But on top of that, (b) is verrrry hard to establish: so that even if an evaluator can decide that Yes, you ‘have stress’, s/he can almost never conclusively connect (a) to (b), can almost never conclusively say that your ‘stress’ is a result of such-and-such an ‘experience’.

That’s been the trouble with all ‘stress’ and PTSD diagnosis, even in the civilian sector: establishing the link between (a) and (b).

And then on top of that, ‘stress’ has been expanded from its original context of PTSD resulting from (mostly) Vietnam-War-experience to ‘stress’ and ‘trauma’ caused by various gender and sex issues and – at this point – by just about anything at all.

Now, even worse, how can you 'cure' such 'stress'? Because 'victimism' (a noxious brew comprised of the quiet political alliance of radical feminism and law-and-order Rightism), forbids suggesting that an individual is somehow responsible for his/her well-being or self-managment or self-improvement - to say such a thing would be 'blaming the victim'. So what options are left to you as a care-provider?
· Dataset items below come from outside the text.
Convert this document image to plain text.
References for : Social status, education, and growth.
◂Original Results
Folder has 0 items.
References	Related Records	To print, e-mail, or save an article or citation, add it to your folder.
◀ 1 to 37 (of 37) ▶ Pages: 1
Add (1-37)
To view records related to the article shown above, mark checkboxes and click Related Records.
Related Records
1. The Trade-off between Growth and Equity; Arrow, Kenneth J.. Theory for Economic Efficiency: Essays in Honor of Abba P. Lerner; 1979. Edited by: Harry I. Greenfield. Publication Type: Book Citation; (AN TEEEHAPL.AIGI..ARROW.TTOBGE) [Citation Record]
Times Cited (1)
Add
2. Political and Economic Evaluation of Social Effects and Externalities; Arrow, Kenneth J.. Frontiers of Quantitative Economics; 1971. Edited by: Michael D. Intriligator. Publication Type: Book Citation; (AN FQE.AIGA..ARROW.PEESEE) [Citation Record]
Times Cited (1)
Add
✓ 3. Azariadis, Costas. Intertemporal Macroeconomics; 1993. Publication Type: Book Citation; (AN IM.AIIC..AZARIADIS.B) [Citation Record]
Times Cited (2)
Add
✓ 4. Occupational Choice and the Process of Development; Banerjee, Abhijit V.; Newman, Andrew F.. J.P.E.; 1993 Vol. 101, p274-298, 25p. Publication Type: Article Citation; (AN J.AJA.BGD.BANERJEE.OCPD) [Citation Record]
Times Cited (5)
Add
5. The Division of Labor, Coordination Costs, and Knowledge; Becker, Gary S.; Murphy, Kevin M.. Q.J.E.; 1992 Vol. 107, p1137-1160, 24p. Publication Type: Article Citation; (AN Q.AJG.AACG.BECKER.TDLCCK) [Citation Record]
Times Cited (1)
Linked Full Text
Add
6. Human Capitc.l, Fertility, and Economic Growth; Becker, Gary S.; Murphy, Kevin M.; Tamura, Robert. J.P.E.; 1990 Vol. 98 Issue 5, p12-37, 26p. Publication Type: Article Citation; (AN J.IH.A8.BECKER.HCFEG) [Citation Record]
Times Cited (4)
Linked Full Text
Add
Drugs, cash payments, government health care that promises to burn eternally because the 'therapy' can never reach the 'source' of the problem? Such a deal.

And it’s been like this now for at least two decades.

Now imagine this problem as it manifests in the current military situation. Generations of youngsters (and not so young), raised to be acutely alert to any unpleasant stimulus that may ‘stress’ them, are now put not only into military life (which in its day-to-day Stateside form has become sort of average-corporate employment with a dress code) but put into combat, and Fourth Generation War combat at that, and on top of it all, a losing war (or two).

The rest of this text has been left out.